DIREITO PROCESSUAL PENAL — AgRg no HC 1073050
Análise documental baseada na ementa oficial do Superior Tribunal de Justiça, organizada para consulta e compreensão do precedente.
Comentário editorial
Nesta leitura prática, a decisão é organizada para mostrar o que o STJ efetivamente registrou e quais dados devem ser conferidos antes de transportar o entendimento para uma situação cotidiana. O recorte processual é AgRg no HC, julgado por SEXTA TURMA, sob relatoria de CARLOS PIRES BRANDÃO.

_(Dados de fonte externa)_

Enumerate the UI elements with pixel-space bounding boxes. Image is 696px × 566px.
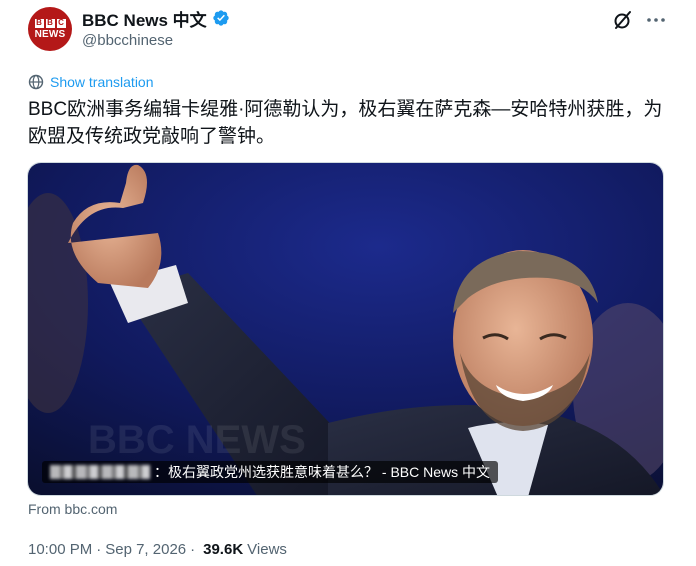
news-photo: BBC NEWS: [28, 163, 663, 495]
link-source[interactable]: From bbc.com: [28, 501, 117, 517]
views-label: Views: [247, 540, 287, 558]
globe-icon: [28, 74, 44, 90]
display-name[interactable]: BBC News 中文: [82, 6, 207, 31]
meta-separator: ·: [96, 540, 102, 558]
show-translation-link[interactable]: Show translation: [28, 73, 154, 91]
media-caption-text: ：极右翼政党州选获胜意味着甚么？ - BBC News 中文: [154, 464, 491, 480]
bbc-logo-letter: B: [45, 18, 55, 28]
grok-icon[interactable]: [611, 8, 635, 32]
tweet-time[interactable]: 10:00 PM: [28, 541, 92, 558]
account-name-row: BBC News 中文: [82, 6, 230, 31]
meta-separator: ·: [190, 540, 196, 558]
bbc-logo: B B C: [34, 18, 66, 28]
account-handle[interactable]: @bbcchinese: [82, 32, 173, 49]
show-translation-label[interactable]: Show translation: [50, 74, 154, 90]
media-watermark: BBC NEWS: [88, 418, 306, 462]
media-caption: ：极右翼政党州选获胜意味着甚么？ - BBC News 中文: [42, 461, 499, 483]
tweet-date[interactable]: Sep 7, 2026: [105, 541, 186, 558]
tweet-text: BBC欧洲事务编辑卡缇雅·阿德勒认为，极右翼在萨克森—安哈特州获胜，为欧盟及传统…: [28, 99, 663, 147]
avatar[interactable]: B B C NEWS: [28, 7, 72, 51]
bbc-logo-letter: B: [34, 18, 44, 28]
verified-badge-icon: [213, 10, 229, 26]
views-count: 39.6K: [203, 540, 244, 558]
link-card-image[interactable]: BBC NEWS ：极右翼政党州选获胜意味着甚么？ - BBC News 中文: [27, 162, 664, 496]
bbc-logo-letter: C: [56, 18, 66, 28]
blurred-caption-prefix: [50, 465, 150, 479]
more-icon[interactable]: [644, 8, 668, 32]
tweet-meta: 10:00 PM · Sep 7, 2026 · 39.6K Views: [28, 539, 287, 559]
avatar-news-text: NEWS: [34, 28, 66, 40]
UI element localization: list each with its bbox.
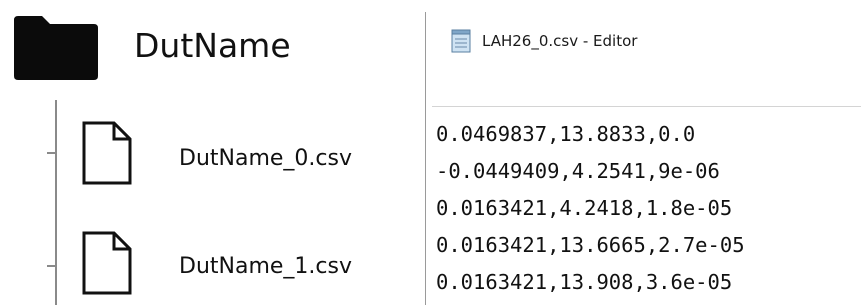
folder-icon[interactable] (12, 14, 100, 82)
csv-line[interactable]: -0.0449409,4.2541,9e-06 (436, 153, 860, 190)
editor-window: LAH26_0.csv - Editor 0.0469837,13.8833,0… (426, 0, 861, 305)
file-tree: DutName DutName_0.csv DutName_1.csv (0, 0, 425, 305)
file-item-label[interactable]: DutName_0.csv (179, 144, 352, 174)
csv-line[interactable]: 0.0163421,13.908,3.6e-05 (436, 264, 860, 301)
file-icon[interactable] (82, 121, 132, 185)
file-item-label[interactable]: DutName_1.csv (179, 252, 352, 282)
editor-title: LAH26_0.csv - Editor (482, 32, 638, 50)
folder-label[interactable]: DutName (134, 24, 291, 68)
csv-line[interactable]: 0.0163421,4.2418,1.8e-05 (436, 190, 860, 227)
file-icon[interactable] (82, 231, 132, 295)
csv-line[interactable]: 0.0469837,13.8833,0.0 (436, 116, 860, 153)
tree-branch-line (47, 152, 57, 154)
notepad-icon (451, 29, 471, 53)
editor-separator (432, 106, 861, 107)
tree-branch-line (47, 265, 57, 267)
csv-line[interactable]: 0.0163421,13.6665,2.7e-05 (436, 227, 860, 264)
tree-connector-dashed (55, 272, 57, 305)
editor-text-area[interactable]: 0.0469837,13.8833,0.0 -0.0449409,4.2541,… (436, 116, 860, 301)
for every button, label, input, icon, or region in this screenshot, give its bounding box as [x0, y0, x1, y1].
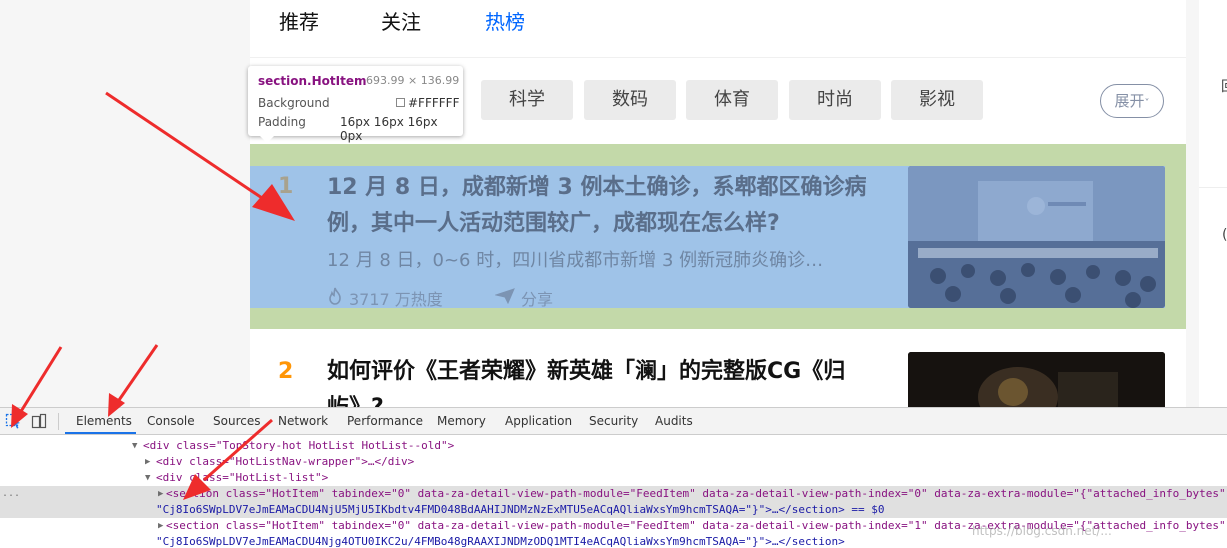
chip-film[interactable]: 影视 [891, 80, 983, 120]
hot-item-excerpt: 12 月 8 日，0~6 时，四川省成都市新增 3 例新冠肺炎确诊… [327, 250, 824, 271]
tab-console[interactable]: Console [147, 414, 195, 428]
color-swatch [396, 98, 405, 107]
tab-audits[interactable]: Audits [655, 414, 693, 428]
inspect-tooltip: section.HotItem 693.99 × 136.99 Backgrou… [248, 66, 463, 143]
inspect-element-icon[interactable] [5, 413, 21, 429]
expand-triangle-icon[interactable]: ▶ [158, 518, 163, 534]
tab-network[interactable]: Network [278, 414, 328, 428]
flame-icon [329, 287, 341, 305]
dom-node-text-cont: "Cj8Io6SWpLDV7eJmEAMaCDU4NjU5MjU5IKbdtv4… [156, 503, 885, 516]
hot-item-rank: 2 [278, 359, 294, 384]
dom-node-text: <div class="HotList-list"> [156, 471, 329, 484]
device-toolbar-icon[interactable] [31, 413, 47, 429]
toolbar-divider [58, 413, 59, 430]
chip-fashion[interactable]: 时尚 [789, 80, 881, 120]
sidebar-glyph: 回 [1221, 76, 1227, 96]
watermark: https://blog.csdn.net/... [972, 524, 1112, 538]
tooltip-arrow [260, 136, 274, 143]
collapse-triangle-icon[interactable]: ▼ [132, 438, 137, 454]
collapse-triangle-icon[interactable]: ▼ [145, 470, 150, 486]
tab-hot[interactable]: 热榜 [485, 6, 525, 35]
dom-node-text-cont: "Cj8Io6SWpLDV7eJmEAMaCDU4Njg4OTU0IKC2u/4… [156, 535, 845, 548]
expand-triangle-icon[interactable]: ▶ [158, 486, 163, 502]
hot-item-title[interactable]: 12 月 8 日，成都新增 3 例本土确诊，系郫都区确诊病例，其中一人活动范围较… [327, 170, 902, 242]
hot-item-title[interactable]: 如何评价《王者荣耀》新英雄「澜」的完整版CG《归屿》? [327, 354, 887, 407]
tooltip-tag: section.HotItem [258, 74, 367, 88]
dom-node[interactable]: ▼ <div class="TopStory-hot HotList HotLi… [0, 438, 1227, 454]
hot-item-rank: 1 [278, 174, 294, 199]
active-tab-indicator [65, 432, 136, 434]
right-sidebar: 回 ( [1199, 0, 1227, 407]
tab-application[interactable]: Application [505, 414, 572, 428]
tab-sources[interactable]: Sources [213, 414, 260, 428]
devtools-toolbar: Elements Console Sources Network Perform… [0, 408, 1227, 435]
dom-node-text: <section class="HotItem" tabindex="0" da… [166, 487, 1227, 500]
node-actions-icon[interactable]: ... [2, 486, 20, 502]
sidebar-glyph: ( [1222, 227, 1227, 243]
dom-node[interactable]: ▼ <div class="HotList-list"> [0, 470, 1227, 486]
top-tabs: 推荐 关注 热榜 [250, 0, 1186, 58]
expand-triangle-icon[interactable]: ▶ [145, 454, 150, 470]
chevron-down-icon: ˅ [1144, 98, 1150, 109]
tab-recommend[interactable]: 推荐 [279, 6, 319, 35]
dom-node-text: <div class="TopStory-hot HotList HotList… [143, 439, 455, 452]
paper-plane-icon[interactable] [495, 288, 515, 304]
chip-science[interactable]: 科学 [481, 80, 573, 120]
hot-list-card: 推荐 关注 热榜 科学 数码 体育 时尚 影视 展开˅ 1 12 月 8 日，成… [250, 0, 1186, 407]
screenshot: 推荐 关注 热榜 科学 数码 体育 时尚 影视 展开˅ 1 12 月 8 日，成… [0, 0, 1227, 548]
dom-node-selected[interactable]: ... ▶ <section class="HotItem" tabindex=… [0, 486, 1227, 518]
tab-performance[interactable]: Performance [347, 414, 423, 428]
dom-node[interactable]: ▶ <div class="HotListNav-wrapper">…</div… [0, 454, 1227, 470]
tab-follow[interactable]: 关注 [381, 6, 421, 35]
tab-elements[interactable]: Elements [76, 414, 132, 428]
chip-digital[interactable]: 数码 [584, 80, 676, 120]
tooltip-background-value: #FFFFFF [408, 96, 460, 110]
hot-item-thumbnail[interactable] [908, 352, 1165, 407]
chip-sports[interactable]: 体育 [686, 80, 778, 120]
hot-item-thumbnail[interactable] [908, 166, 1165, 308]
expand-label: 展开 [1114, 92, 1145, 110]
tooltip-padding-label: Padding [258, 115, 306, 129]
tab-security[interactable]: Security [589, 414, 638, 428]
expand-button[interactable]: 展开˅ [1100, 84, 1164, 118]
share-button[interactable]: 分享 [521, 286, 553, 310]
hot-item-heat: 3717 万热度 [349, 290, 443, 309]
tooltip-dimensions: 693.99 × 136.99 [366, 74, 460, 87]
tab-memory[interactable]: Memory [437, 414, 486, 428]
hot-item-1[interactable]: 1 12 月 8 日，成都新增 3 例本土确诊，系郫都区确诊病例，其中一人活动范… [250, 166, 1165, 310]
dom-node-text: <div class="HotListNav-wrapper">…</div> [156, 455, 415, 468]
tooltip-padding-value: 16px 16px 16px 0px [340, 115, 438, 143]
tooltip-background-label: Background [258, 96, 330, 110]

Para o cidadão, o ponto essencial é não tratar a ementa como uma regra automática: fatos, pedidos, fase processual e legislação aplicável precisam ser comparados com o caso concreto. Quando o julgamento repercutir em mobilidade, veículos, sanções ou direitos do condutor, essa conexão deve estar expressa no próprio texto oficial.
Pontos centrais da ementa
- Agravo regimental interposto contra decisão monocrática que não conheceu do habeas corpus.
- O agravante sustenta que a exigência de adimplemento temporal para a benesse atinente a crimes patrimoniais sem violência a pessoa caracteriza analogia prejudicial e usurpa a competência privativa reservada ao Poder Executivo.
- A questão em discussão consiste em saber se o indulto previsto no art.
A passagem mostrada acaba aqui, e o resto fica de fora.